Turns out now that most of that is not true, he has no idea what he’s talking about, and all his fears are hypothetical:

“I still don’t know where he stands,” he says of Obama. “I’m middle class. I can’t have my taxes raised any more.”

He also says he actually isn’t in the bracket where Obama would raise his taxes — but he’s worried that Obama will shift the bracket down.

He also said that, in his encounter with Obama, the Illinois Senator [did] “a tap dance…almost as good as Sammy Davis, Jr.”

Right. After 2 books, 8 years of political office-holding just 2 states over from you including 2 years in the United States Senate, an extensive Web site filled with detailed policy plans with explicit numerical parameters on scores of issues, a widely-publicized national convention keynote address in 2004, 2 years of policy speeches during the 2008 campaign, tons of advertising, tons of tons of news coverage, and three public debates, it’s Obama’s fault that you don’t know anything about him. Also, you somehow have a personal right not to pay taxes even when you expect to earn more than almost anyone in your state or the country, you are worried about taxes that you have just made up in your head because you assume Obama’s (but apparently not McCain’s) actual tax plan is a lie, and, finally, you don’t actually make as much money as you said so none of this applies to you anyway but you’re still worried about it.

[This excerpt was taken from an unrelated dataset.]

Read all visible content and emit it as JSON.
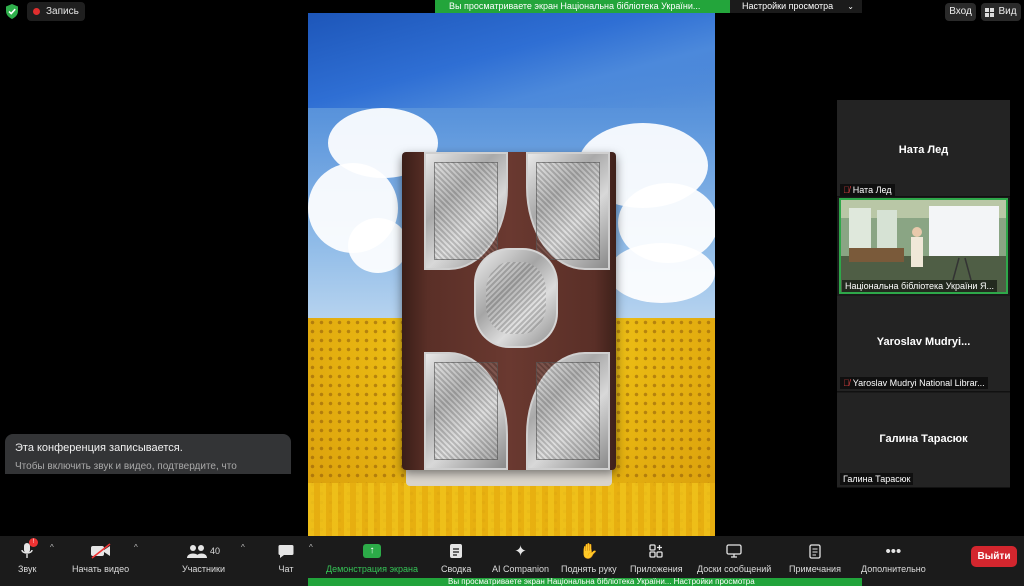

Also, that little black boy tap-dances so fine, just like Sammy Davis!

Well done, Joe. Nearly a perfect score on the: 

Idolized Populist Doofus Checklist:

  • Abysmal ignorance after months of targetted informational outreach about current issues of major importance: Check!
  • Nearly spiritual veneration of the “middle class” to the point that it invests them with new and unique moral rights, especially regarding their finances: Check!
  • Allergic aversion to taxation with no recognition whatsoever of its role in providing government services otherwise taken for granted: Check!
  • Irrational worry about taxation of the rich, on the part of the working class: Check!
  • [Potential] small-business owner with far-above-average income claiming to be middle class or lower: Check!
  • Assumption that promised beneficial programs are somehow malignant, with apparent preference for worse programs instead: Check!
  • Sneering hostility to knowledge, education, sophistication, universities, and foreign countries: [Huh! Wonder how he missed this one?]
  • Casual racist stereotyping, slurs, and dismissive put-downs: Check!

And, somehow, we’ve got to chase this clown’s vote because simply appealing to people who actually know something about the issues, respond to them realistically, and have some sense of the national interest that goes beyond 3% variations in their personal marginal income tax rate would (a) lose the election, and (b) be unforgivably “elitist”.

UPDATE: It gets better: he’s apparently not even registered to vote. Both major-party candidates, in a nationally-televised debate, barely two weeks from an election of watershed historical importance, spent the entire night pandering to one single person, who’s a complete bonehead and not even a voter. Jesus Freakin’ Christ . . . UPDATED UPDATE: He may be registered under a mis-spelled name. As Ben Smith points out, this is part of the problem with the so-called “voter fraud” myth.

H/T: Ben Smith

Categories: Culture, General, News & Current Events, Politics, Race, Taxes | 7 Comments

About Those Tax Plans

October 15th, 2008

Earlier today, Uncle wrote:

I can’t find where taxes are lower for anyone under Obama’s plan.

If that’s true, then he’s not looking or not paying attention. See the non-partisan Tax Policy Center’s report (PDF) on the two candidates tax plans. In particular, note Figure 1 on page 41 — for the bottom four quintiles, both candidates cut taxes, but the average increase in after-tax income as compared to current law is much larger under Obama’s plan than it is under McCain’s:

tax_comp_fig2.gif

(More after the fold)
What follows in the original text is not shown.